/video-statistics

Project for show statistics of video streaming

Primary LanguageJavaScript

video-statistics

Project for show statistics of video streaming

Get started

  1. In root of project run 'docker-compose up' to start a postgress instance locally

  2. Run 'npm install'

  3. Run 'npm start' to start the webserver and go to http://localhost:3000/

  4. Use methods in the root server.js file to seed the database (The first time you run it)

    • // .then(() => dataFeeder.feedData())
  5. Use method in the root server.js file to periodically simulate incoming datapoints (This will change the graphs every time you update the page)

    • dataFeeder.createRecordEveryXSecound(1);

Example

Solution design

A typical datapoint = ("1.2.3.4", "Google Chrome", 234, 0.0, 10.0)
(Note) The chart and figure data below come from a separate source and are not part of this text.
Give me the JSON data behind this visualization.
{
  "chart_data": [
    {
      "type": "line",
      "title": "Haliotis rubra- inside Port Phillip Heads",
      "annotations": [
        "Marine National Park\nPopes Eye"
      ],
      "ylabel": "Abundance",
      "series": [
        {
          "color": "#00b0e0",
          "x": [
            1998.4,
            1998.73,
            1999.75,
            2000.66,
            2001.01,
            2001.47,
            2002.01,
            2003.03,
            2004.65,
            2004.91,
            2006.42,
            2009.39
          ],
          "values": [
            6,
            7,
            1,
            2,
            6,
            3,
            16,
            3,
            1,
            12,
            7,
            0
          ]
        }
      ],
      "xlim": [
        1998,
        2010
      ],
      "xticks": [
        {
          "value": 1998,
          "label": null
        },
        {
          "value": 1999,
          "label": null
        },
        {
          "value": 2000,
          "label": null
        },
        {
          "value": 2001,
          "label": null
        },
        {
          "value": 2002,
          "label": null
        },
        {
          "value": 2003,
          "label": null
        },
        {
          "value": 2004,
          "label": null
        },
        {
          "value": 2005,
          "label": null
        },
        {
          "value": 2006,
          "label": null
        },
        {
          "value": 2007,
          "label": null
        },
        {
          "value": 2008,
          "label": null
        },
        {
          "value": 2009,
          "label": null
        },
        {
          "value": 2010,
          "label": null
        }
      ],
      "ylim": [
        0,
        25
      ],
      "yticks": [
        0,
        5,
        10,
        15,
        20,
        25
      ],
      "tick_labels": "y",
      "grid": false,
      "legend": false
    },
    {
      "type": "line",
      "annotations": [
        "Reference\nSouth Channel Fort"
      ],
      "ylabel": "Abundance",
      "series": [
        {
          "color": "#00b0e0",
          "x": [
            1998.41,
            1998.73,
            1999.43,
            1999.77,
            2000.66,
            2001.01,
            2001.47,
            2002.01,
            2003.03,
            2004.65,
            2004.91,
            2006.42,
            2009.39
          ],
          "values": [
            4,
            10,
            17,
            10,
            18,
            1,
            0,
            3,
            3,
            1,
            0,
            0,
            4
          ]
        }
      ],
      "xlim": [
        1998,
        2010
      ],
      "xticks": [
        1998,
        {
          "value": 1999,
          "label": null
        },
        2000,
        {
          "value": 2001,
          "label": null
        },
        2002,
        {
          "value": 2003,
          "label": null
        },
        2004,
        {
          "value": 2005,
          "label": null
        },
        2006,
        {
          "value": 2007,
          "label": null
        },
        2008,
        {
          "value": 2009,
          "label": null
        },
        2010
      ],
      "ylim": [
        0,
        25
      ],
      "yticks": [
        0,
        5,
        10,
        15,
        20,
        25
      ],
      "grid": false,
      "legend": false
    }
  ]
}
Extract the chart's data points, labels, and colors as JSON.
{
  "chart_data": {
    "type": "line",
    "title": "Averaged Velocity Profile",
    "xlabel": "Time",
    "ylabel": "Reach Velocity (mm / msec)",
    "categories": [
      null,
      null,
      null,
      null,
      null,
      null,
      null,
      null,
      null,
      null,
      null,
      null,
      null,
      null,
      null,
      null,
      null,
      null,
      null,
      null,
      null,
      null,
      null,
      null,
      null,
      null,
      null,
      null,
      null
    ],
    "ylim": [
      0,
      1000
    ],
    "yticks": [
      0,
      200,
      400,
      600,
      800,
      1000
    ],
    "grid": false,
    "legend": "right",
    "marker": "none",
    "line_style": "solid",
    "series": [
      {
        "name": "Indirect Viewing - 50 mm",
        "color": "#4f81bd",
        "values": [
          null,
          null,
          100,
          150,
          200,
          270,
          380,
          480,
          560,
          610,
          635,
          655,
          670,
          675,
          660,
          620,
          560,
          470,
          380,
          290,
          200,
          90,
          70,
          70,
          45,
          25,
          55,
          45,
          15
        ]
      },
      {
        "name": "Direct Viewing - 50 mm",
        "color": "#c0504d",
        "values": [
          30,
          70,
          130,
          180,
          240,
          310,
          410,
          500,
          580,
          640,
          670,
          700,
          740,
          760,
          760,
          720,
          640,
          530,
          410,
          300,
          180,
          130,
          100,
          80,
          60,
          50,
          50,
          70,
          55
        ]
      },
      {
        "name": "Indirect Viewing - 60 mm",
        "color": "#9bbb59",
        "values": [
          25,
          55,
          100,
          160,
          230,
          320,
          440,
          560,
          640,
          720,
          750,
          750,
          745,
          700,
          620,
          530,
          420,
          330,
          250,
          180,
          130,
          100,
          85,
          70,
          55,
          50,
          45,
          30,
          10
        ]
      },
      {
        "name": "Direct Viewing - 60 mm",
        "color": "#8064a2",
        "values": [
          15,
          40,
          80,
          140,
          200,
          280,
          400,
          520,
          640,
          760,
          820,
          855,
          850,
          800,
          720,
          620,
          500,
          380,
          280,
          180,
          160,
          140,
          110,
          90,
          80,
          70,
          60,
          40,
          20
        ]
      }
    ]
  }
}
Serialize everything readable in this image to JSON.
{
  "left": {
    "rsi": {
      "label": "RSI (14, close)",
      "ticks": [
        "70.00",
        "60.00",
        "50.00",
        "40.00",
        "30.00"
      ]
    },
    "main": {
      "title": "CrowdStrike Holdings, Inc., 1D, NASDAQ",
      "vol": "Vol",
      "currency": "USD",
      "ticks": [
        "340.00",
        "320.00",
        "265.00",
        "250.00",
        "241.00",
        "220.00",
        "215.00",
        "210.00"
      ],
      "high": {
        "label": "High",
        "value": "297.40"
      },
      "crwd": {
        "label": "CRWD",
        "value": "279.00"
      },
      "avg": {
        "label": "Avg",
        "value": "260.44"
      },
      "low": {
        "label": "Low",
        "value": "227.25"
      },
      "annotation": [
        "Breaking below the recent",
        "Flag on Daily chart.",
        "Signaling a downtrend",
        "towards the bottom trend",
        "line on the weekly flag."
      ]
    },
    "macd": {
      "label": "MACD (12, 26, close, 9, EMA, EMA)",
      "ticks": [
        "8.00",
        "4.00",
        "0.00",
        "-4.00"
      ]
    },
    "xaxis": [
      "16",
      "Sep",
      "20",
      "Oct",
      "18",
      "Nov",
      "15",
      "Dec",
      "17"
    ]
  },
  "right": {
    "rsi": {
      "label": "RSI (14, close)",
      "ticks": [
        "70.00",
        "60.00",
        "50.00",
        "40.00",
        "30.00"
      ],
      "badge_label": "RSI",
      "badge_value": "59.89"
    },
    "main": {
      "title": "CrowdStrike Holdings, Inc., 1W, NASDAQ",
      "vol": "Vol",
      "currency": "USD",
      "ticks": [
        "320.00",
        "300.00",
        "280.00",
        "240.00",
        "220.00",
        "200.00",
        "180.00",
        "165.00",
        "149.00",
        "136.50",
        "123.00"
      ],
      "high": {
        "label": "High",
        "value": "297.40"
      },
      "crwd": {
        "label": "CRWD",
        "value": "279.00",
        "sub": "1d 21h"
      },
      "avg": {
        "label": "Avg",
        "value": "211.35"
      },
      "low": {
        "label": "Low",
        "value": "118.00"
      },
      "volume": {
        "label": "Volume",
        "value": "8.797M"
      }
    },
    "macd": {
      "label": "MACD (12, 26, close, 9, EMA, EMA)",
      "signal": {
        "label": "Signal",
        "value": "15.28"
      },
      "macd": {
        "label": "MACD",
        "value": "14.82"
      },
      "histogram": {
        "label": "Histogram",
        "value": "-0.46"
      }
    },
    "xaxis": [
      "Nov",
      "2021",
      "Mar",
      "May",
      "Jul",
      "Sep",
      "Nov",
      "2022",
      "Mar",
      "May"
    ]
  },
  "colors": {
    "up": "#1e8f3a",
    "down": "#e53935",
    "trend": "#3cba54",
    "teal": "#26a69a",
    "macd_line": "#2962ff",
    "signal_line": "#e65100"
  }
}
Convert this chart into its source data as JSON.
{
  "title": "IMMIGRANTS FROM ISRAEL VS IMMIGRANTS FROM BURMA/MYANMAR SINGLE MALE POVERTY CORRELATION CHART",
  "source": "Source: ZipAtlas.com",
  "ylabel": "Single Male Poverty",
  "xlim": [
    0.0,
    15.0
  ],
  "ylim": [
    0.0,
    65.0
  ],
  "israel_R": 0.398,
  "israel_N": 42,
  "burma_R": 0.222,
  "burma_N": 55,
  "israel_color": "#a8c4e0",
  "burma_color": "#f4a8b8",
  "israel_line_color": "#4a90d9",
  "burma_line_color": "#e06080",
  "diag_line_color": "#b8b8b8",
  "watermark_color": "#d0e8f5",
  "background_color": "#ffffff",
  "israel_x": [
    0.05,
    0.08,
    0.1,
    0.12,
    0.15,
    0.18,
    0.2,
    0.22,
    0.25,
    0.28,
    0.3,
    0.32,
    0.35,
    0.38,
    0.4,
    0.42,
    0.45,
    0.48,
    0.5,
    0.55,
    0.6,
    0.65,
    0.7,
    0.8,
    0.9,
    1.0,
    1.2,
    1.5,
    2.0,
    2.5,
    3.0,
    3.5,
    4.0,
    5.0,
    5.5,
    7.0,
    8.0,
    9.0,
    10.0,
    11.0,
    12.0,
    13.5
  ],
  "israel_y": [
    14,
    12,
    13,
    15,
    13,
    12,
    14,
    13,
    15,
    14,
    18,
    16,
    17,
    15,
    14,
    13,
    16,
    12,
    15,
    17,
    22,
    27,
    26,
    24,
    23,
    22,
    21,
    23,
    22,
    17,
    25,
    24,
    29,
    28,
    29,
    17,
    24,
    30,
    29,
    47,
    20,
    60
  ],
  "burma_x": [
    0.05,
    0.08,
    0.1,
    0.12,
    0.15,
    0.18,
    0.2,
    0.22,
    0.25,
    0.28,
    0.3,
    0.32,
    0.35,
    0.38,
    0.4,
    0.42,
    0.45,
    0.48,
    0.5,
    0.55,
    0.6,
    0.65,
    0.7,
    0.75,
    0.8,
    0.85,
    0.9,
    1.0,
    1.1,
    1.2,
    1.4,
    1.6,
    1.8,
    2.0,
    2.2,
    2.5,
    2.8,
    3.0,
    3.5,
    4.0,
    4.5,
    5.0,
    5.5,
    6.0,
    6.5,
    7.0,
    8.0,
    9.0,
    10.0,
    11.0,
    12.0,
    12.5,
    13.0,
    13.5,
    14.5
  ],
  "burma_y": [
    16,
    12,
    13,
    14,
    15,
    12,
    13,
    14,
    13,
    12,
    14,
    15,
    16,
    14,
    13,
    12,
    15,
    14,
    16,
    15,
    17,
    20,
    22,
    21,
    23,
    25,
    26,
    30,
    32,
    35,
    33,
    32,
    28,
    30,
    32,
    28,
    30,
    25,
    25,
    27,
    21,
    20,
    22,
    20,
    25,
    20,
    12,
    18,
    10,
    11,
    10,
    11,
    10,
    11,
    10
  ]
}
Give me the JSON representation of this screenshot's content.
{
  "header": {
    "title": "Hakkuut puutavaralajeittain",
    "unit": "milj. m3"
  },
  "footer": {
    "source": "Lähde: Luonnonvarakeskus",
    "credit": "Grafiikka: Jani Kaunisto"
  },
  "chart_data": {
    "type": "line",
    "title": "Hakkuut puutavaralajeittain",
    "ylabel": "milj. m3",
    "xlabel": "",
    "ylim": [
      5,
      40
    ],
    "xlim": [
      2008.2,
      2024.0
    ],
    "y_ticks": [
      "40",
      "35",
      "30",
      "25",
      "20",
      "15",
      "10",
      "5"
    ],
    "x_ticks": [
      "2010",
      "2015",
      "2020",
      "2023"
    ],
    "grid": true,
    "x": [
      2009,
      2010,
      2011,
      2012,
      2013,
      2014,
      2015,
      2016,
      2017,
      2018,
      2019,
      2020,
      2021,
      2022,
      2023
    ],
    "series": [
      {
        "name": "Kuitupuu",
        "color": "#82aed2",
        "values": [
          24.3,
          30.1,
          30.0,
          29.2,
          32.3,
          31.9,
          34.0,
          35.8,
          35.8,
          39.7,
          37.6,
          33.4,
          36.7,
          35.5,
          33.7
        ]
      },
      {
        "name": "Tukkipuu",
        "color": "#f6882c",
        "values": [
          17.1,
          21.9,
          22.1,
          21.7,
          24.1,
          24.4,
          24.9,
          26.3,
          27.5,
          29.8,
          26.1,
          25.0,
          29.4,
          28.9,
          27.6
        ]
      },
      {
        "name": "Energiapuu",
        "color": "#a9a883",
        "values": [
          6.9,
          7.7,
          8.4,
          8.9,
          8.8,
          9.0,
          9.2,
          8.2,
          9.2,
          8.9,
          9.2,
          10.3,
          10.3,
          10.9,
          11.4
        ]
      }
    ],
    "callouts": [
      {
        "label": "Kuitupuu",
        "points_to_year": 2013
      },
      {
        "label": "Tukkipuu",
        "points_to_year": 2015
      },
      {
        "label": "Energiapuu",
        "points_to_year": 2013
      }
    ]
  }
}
  • How is the data store designed For now the solution and database have only implemented some statistics that are made up and will not change over time. Therefore More dynamic models could be designed to create other statistics.

The datastore is build up of 4 tables (in postgres)

  1. (Browsers) Just a table containing the different browsers
  2. (Videos) Cointaining all the with the the length represented as a integer
  3. (Records) Containing the entire datapoint
  4. (VideoStats) Containing the accumulated statistics for each video, such as:
    • video_id
    • unique_views
    • video_watch_data
  • how is data pre-processed When the system retrieves an incoming datapoint saves the data as follows:
    1. Get the browser id for the datapoint browsername
    2. Save the entire record as a datapoint in the "Record" table
    3. Get the current statistics
    4. run function to update the numbers accordingly
    5. Save updated statistics

This approach makes it "slow" to insert data, but very fast to extract data

  • how is data extracted and presented As to how to present it, i have in the solution implemented the question a use case where you can answer the question: "Which parts of a video was watched the most?"

A bit simplified the video_watch_data field in the "VideoStats" table contains an JSON object cointaining keys from 0 to the video length. If the video is 360 seconds long it cointains a object with 360 keys, each representing a second of the video.

Whenever a datapoint comes in, it will look at the "play_start" and "play_end" and round those to whole sencods. This means that a view from second 10 to second 20 will increment all the keys from 10-20 with 1 in the video_watch_data object

When representing it, we just have to query one field, which already contains the data to show the views on a graph.

Same methodology can be used to calculate unique_views, which browsers they used.